ROCKVILLE, Md--To the surprise of many, the FDA Oncology Drugs
Advisory Committee recommended that Taxotere (docetaxel, Rhône-Poulenc
Rorer) not be approved for marketing at this time. The company
was seeking approval of the drug for use in locally advanced or
metastatic breast cancer when previous therapy with an anthracycline
has failed, and in locally advanced or metastatic non-small-cell
lung cancer after failure of platinum-based chemotherapy.

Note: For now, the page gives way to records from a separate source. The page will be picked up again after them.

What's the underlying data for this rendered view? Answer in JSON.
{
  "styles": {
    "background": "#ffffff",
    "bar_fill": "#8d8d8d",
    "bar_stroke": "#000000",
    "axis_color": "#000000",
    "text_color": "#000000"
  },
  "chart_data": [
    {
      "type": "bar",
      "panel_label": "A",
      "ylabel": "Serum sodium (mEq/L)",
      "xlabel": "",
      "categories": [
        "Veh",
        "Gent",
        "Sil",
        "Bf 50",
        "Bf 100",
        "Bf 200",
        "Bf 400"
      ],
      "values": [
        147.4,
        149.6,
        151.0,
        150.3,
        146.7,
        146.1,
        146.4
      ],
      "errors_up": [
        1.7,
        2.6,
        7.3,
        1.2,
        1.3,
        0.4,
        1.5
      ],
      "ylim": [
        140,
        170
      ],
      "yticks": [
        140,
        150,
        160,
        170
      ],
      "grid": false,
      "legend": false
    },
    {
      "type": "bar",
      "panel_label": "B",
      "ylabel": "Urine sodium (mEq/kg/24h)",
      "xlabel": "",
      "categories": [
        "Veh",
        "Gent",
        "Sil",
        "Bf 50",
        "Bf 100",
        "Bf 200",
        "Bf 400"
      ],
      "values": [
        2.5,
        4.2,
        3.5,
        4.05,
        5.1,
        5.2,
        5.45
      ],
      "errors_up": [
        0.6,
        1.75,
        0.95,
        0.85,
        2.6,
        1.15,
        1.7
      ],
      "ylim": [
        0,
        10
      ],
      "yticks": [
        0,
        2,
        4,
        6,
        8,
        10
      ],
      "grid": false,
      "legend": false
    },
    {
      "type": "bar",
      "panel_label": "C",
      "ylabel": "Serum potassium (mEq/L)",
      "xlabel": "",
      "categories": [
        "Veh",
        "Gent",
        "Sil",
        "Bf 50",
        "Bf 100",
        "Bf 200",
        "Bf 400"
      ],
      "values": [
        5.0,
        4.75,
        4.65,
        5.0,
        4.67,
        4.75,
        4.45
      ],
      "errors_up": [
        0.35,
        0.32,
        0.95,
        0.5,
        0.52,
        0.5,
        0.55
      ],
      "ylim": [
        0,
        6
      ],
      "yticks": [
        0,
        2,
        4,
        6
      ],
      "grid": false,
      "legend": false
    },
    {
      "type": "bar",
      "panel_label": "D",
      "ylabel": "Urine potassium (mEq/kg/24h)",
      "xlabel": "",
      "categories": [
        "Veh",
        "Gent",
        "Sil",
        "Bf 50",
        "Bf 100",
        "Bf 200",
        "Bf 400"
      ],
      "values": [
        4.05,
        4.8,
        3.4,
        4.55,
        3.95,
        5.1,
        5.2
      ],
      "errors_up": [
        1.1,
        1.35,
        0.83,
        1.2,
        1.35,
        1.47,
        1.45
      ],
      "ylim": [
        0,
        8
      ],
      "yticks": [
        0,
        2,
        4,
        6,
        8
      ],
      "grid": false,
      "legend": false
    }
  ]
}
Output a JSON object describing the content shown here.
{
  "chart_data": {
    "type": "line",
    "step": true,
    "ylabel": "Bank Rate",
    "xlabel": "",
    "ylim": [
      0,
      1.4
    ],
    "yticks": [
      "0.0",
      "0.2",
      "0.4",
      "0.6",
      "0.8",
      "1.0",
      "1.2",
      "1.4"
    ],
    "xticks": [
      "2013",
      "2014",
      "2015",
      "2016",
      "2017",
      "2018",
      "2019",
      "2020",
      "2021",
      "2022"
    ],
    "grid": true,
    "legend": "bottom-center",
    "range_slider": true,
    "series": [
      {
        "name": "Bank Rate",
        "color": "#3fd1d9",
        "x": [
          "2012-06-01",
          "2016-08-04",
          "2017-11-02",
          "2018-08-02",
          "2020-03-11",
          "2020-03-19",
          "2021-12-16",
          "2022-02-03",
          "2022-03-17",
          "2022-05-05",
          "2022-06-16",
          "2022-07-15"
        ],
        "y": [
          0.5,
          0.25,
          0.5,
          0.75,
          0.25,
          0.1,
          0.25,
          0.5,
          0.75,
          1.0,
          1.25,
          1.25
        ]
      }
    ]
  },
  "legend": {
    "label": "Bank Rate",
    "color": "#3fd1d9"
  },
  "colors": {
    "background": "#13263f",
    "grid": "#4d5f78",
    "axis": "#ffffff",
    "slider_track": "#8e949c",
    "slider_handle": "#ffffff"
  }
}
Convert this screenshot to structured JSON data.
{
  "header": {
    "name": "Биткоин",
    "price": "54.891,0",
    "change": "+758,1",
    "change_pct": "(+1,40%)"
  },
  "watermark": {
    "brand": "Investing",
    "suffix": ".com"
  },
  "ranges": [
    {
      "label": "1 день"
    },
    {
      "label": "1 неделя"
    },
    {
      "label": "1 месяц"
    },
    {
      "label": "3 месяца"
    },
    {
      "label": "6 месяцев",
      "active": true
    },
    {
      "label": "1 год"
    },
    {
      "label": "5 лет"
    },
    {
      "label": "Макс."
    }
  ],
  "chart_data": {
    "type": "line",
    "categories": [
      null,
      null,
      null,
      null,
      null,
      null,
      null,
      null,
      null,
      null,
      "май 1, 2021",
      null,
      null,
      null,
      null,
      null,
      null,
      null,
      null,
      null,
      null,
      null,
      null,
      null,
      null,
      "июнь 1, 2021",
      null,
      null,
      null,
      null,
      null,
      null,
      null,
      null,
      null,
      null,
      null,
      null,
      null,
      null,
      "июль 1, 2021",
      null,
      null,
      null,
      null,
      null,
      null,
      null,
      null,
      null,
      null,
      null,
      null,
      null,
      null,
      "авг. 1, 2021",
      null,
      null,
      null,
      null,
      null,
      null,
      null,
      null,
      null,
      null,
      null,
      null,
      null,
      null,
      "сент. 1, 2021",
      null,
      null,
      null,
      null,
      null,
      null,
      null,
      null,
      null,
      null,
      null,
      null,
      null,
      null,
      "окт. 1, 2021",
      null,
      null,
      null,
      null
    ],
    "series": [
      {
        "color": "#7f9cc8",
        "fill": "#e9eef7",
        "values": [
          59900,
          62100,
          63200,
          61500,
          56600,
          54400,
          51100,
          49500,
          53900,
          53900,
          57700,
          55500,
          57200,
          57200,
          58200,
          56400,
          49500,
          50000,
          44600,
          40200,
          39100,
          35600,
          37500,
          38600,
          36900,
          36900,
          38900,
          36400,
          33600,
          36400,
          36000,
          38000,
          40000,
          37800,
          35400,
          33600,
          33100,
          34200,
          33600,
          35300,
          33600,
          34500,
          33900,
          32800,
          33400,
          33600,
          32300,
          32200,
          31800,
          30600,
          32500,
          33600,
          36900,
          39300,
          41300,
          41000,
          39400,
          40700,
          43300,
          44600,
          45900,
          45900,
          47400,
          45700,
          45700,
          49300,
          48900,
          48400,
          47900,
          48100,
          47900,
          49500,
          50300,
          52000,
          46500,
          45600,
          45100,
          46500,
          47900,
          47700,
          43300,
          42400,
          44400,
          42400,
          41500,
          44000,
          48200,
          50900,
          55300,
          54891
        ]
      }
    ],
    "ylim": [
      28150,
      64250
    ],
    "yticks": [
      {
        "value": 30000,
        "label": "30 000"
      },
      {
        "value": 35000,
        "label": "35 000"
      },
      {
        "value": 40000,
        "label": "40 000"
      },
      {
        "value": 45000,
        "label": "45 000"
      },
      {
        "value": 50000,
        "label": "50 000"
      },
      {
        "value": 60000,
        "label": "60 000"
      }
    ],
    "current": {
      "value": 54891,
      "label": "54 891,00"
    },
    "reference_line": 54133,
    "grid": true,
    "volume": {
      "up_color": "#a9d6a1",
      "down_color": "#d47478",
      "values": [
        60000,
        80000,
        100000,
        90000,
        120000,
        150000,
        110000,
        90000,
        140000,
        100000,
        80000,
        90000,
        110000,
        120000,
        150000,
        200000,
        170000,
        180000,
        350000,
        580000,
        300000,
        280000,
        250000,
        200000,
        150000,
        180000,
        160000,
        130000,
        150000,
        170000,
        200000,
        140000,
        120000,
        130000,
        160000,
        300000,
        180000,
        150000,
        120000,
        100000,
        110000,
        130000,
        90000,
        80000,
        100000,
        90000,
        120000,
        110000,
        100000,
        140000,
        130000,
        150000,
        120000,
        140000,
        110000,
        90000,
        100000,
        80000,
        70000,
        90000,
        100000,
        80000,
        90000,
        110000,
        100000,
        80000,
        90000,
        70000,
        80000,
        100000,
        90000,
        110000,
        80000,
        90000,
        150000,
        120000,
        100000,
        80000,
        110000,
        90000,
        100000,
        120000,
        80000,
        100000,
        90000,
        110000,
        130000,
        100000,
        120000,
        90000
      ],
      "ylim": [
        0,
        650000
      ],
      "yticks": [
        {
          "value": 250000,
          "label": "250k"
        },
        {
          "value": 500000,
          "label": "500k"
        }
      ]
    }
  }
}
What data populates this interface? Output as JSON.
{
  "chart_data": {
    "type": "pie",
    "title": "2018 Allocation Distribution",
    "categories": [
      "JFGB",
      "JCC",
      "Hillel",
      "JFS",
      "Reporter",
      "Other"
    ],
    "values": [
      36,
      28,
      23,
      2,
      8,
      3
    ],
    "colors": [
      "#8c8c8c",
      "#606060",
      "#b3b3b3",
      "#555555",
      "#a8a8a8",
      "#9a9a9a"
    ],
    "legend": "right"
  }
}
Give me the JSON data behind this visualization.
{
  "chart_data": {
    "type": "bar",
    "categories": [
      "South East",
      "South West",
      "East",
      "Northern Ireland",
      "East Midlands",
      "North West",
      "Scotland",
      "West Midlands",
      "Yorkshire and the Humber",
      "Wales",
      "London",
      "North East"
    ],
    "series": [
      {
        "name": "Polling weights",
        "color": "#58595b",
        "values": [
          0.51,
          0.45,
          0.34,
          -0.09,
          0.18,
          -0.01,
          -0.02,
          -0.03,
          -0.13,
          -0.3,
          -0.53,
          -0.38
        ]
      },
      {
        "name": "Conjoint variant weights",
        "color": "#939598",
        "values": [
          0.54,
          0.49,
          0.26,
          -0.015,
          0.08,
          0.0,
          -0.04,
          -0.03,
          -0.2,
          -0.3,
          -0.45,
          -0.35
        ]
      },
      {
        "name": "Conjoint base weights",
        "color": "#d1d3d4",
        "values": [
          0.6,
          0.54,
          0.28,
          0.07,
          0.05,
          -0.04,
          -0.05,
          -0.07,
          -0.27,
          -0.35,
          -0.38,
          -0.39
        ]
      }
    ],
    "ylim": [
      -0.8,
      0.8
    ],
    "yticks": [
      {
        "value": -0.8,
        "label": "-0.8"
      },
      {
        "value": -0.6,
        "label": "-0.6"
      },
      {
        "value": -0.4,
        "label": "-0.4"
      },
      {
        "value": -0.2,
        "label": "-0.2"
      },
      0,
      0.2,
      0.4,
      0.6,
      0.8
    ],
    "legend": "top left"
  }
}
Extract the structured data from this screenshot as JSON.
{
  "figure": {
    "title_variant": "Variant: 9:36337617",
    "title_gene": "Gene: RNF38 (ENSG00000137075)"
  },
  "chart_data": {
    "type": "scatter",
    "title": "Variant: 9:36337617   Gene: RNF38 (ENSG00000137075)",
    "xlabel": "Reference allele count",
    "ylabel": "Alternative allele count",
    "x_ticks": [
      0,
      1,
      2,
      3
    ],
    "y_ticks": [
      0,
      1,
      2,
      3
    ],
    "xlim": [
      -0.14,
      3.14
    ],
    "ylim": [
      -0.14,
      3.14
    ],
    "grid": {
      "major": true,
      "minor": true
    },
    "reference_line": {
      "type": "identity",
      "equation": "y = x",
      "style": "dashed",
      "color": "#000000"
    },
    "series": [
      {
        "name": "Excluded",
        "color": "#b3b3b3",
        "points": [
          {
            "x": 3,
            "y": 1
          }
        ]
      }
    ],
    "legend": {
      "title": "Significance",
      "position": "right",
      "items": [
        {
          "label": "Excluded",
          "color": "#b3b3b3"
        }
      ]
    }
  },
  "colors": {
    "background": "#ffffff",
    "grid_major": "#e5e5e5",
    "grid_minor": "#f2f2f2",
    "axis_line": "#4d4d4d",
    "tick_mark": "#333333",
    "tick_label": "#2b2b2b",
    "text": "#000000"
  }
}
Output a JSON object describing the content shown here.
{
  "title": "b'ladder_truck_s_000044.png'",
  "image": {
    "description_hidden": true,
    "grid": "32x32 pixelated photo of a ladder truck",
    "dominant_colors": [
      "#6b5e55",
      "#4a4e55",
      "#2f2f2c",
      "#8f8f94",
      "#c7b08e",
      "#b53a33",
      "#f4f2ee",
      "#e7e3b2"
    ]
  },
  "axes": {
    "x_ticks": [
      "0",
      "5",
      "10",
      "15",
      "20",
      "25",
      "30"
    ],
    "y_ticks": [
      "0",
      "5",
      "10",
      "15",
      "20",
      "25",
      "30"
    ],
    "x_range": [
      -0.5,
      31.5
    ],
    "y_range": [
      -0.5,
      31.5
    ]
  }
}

Taxotere was characterized by the committee as being very efficacious
, but having serious problems with toxicity. In addition, committee
members felt that it was difficult to judge the net benefit of
Taxotere based only on phase II trials, and urged that phase III
studies be performed.
Ethyol (amifostine, U.S. Bioscience) also was not recommended
for approval. The drug is a cytoprotective agent against acute
and cumulative hematologic and renal toxicities associated with
alkylating agents such as cyclophosphamide (Cytoxan, Neosar) and
platinum agents such as cisplatin (Platinol), and the company
was seeking approval for use in ovarian cancer patients receiving
those drugs. The committee said that Ethyol produced very little
improvement in survival rates and caused significant toxicity
(nausea, vomiting, and hypotension).
The committee recommended two drugs for approval: Zinecard (dexrazoxane,
Pharmacia) to prevent and/or reduce the incidence and severity
of cardiomyopathy associated with use of doxorubicin, and Vesanoid
(tretinoin, all-trans-retinoic acid, Hoffman-LaRoche) for the
treatment of patients with acute promyelocytic leukemia.
A detailed discussion of the committee's deliberations surrounding
these four drugs will appear in next month's issue.